A nurse reviews the arterial blood gas (ABG) values of a client admitted with end-stage kidney disease; pH 7.26; PaCO2 37 mm Hg; PaO2 94 mm Hg and HCO3 15 mEq/L. What do these values indicate?
- A. Metabolic acidosis
- B. Metabolic alkalosis
- C. Respiratory acidosis
- D. Respiratory alkalosis
Correct Answer: A
Rationale: End-stage kidney disease hampers acid excretion pH 7.26 (below 7.35) and HCO3 15 mEq/L (below 22) confirm metabolic acidosis, as kidneys fail to buffer, dropping bicarbonate. PaCO2 37 mm Hg (normal) rules out respiratory issues lungs aren't compensating yet. PaO2 94 mm Hg shows oxygenation's fine.
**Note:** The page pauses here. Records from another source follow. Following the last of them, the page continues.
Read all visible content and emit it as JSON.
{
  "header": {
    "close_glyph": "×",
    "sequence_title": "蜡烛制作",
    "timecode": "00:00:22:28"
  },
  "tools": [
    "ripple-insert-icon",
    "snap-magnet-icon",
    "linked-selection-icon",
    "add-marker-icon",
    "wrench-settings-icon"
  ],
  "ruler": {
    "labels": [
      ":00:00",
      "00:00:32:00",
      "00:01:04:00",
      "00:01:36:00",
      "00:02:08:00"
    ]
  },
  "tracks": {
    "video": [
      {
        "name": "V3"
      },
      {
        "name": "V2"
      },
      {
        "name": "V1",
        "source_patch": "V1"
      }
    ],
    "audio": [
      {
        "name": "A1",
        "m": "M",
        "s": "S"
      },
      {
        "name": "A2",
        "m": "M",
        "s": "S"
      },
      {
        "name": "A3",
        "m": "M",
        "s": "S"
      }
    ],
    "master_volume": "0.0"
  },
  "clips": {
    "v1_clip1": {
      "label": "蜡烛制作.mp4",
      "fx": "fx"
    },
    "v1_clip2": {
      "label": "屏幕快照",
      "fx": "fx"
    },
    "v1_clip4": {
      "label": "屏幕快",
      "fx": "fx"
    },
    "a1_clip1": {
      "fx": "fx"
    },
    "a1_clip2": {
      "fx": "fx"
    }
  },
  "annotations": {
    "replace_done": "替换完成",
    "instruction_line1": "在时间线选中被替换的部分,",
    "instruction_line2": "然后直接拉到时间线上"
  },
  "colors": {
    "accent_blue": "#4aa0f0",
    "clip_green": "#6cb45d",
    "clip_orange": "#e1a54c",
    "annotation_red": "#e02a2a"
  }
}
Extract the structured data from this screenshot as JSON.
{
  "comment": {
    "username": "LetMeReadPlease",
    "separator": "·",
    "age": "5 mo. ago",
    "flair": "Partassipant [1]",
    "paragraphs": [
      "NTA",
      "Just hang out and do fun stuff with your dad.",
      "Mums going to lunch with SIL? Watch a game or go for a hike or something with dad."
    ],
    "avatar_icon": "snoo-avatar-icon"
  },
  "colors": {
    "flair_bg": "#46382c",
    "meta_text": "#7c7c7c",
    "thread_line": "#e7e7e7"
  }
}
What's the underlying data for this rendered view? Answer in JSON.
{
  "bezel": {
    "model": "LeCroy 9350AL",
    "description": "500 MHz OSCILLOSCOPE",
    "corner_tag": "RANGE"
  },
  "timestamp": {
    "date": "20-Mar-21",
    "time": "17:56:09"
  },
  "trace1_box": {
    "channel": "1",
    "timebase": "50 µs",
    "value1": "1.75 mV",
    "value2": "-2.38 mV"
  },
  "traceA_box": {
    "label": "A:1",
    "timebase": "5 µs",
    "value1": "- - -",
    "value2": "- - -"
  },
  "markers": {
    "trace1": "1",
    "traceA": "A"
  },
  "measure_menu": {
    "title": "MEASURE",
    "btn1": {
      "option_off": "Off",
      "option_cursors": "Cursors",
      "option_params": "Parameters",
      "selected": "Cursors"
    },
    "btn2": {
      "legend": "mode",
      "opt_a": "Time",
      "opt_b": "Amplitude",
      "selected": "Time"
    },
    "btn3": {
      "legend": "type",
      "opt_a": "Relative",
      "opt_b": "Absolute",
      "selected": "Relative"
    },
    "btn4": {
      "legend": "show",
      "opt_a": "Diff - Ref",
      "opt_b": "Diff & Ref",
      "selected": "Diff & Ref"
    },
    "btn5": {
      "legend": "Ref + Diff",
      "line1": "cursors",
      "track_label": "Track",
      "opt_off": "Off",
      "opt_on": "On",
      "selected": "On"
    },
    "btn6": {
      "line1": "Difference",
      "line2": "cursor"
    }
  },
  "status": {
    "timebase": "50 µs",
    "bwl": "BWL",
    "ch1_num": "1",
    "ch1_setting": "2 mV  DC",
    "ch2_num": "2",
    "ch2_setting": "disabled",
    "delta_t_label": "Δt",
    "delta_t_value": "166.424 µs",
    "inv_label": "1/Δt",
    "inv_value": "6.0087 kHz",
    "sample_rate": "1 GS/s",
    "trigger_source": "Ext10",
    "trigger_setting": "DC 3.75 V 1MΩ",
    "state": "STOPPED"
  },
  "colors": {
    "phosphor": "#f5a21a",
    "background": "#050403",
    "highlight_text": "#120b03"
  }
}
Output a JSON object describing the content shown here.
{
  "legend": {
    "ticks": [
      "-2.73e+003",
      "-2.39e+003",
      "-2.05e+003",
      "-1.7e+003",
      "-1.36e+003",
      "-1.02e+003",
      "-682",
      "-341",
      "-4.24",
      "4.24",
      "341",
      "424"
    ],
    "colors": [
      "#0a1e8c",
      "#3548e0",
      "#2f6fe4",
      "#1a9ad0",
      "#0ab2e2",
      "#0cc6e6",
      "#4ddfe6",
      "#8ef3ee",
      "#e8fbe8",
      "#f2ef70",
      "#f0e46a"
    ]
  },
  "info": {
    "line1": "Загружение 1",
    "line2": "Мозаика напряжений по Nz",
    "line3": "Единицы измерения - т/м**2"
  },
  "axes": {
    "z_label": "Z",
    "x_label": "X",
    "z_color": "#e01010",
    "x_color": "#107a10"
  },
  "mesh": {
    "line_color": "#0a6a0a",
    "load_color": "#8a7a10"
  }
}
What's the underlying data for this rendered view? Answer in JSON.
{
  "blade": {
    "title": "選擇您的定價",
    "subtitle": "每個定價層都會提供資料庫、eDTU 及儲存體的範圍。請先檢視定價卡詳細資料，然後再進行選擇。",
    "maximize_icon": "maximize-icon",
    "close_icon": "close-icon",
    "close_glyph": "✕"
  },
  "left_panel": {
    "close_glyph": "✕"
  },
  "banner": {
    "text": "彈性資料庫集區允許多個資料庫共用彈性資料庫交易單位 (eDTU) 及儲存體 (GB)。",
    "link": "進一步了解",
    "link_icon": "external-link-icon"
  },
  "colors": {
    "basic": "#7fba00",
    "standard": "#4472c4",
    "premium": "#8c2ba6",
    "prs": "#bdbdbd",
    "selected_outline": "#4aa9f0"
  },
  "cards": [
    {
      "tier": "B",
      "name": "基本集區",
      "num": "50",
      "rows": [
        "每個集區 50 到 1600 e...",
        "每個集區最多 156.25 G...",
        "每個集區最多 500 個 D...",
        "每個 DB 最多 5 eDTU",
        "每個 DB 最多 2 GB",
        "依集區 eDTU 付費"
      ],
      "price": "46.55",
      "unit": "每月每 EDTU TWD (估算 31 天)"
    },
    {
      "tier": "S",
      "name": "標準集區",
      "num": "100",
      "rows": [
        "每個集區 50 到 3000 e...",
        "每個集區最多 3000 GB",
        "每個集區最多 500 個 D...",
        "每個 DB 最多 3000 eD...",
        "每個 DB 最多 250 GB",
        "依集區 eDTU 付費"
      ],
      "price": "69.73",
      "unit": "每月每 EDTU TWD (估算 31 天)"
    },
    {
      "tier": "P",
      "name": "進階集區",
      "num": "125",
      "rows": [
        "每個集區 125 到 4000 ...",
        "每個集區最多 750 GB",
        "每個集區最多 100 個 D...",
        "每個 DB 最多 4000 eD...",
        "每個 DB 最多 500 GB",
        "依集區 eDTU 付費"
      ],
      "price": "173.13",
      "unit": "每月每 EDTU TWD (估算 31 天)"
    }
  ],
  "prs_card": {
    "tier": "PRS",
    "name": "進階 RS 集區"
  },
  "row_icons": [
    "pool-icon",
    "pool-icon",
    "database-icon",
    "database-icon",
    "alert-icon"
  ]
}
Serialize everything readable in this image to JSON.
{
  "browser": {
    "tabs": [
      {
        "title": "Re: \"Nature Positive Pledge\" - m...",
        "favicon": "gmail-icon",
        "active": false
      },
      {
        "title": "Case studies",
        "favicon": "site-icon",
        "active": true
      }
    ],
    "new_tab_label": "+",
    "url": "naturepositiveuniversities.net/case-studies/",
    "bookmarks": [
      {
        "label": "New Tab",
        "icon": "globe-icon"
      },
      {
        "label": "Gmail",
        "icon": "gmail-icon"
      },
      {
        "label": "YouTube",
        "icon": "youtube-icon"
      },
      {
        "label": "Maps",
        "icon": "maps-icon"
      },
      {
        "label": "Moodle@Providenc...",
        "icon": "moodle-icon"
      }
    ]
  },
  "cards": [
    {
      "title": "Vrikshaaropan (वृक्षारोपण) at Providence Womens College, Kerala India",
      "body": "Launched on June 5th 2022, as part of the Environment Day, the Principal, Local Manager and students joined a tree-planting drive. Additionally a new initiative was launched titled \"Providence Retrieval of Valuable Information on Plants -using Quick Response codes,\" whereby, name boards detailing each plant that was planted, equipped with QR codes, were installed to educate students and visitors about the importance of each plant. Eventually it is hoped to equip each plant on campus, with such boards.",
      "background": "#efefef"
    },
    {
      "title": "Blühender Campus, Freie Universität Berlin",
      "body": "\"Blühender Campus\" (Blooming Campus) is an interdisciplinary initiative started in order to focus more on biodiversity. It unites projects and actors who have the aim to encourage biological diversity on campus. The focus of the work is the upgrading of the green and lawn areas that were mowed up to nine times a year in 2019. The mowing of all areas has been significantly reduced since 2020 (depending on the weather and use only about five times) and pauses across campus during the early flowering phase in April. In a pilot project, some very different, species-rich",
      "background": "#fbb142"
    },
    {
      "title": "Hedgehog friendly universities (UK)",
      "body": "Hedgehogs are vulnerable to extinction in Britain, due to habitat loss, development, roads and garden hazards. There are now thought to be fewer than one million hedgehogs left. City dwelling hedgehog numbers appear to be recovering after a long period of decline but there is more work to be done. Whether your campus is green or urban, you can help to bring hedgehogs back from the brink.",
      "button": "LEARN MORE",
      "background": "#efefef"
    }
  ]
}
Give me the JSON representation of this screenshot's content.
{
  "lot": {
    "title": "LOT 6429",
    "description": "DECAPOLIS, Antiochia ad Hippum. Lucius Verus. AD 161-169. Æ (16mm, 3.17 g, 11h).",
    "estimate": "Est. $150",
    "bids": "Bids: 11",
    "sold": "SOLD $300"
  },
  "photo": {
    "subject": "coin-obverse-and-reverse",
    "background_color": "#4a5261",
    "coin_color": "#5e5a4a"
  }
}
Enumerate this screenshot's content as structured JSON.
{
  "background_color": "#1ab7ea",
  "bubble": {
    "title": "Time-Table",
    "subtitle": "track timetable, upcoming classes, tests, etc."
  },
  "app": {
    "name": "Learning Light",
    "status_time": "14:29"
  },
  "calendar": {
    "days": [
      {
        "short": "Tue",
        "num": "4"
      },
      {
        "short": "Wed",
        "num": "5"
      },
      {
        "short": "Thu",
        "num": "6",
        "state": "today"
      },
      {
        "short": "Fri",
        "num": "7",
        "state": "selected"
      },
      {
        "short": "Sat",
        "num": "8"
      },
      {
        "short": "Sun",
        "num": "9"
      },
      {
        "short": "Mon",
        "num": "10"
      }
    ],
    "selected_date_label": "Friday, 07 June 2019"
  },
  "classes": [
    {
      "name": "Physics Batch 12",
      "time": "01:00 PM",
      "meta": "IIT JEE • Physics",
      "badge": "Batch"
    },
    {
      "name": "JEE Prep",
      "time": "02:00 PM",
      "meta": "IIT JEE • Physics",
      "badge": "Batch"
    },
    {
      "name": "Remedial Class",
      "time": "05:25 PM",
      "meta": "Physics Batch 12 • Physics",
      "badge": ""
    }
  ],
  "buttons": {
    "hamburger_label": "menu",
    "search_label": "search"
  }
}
Alkalosis options contradict low pH; respiratory acidosis needs high CO2. Nurses recognize this acid-base shift, anticipating bicarbonate or dialysis, a key intervention in renal failure's metabolic chaos.
Which statement is not true?
- A. negative thick and thin smears does not adequately rule out malaria
- B. falciparum malaria will always show up on thick and thin smears where the others may not
- C. chloroquine is the drug of choice to treat falciparum
- D. vivax and ovale are more likely to reactivate at a later stage
Correct Answer: C
Rationale: Chloroquine flops for falciparum resistance rules, not smears' miss, relapse, or anemia truths. Nurses dodge this chronic treatment trap.
Assessment of NAFLD at primary care clinic includes for followings except:
- A. Fibroscan
- B. Fasting glucose
- C. Liver biopsy
- D. Liver function test
Correct Answer: C
Rationale: NAFLD's primary peek Fibroscan, glucose, lipids, and LFTs flags fat and fallout, all doable outpatient. Liver biopsy, gold but invasive, stays secondary, not routine. Clinicians lean on non-pokey tools, screening chronic liver load smart, a practical dodge of the knife.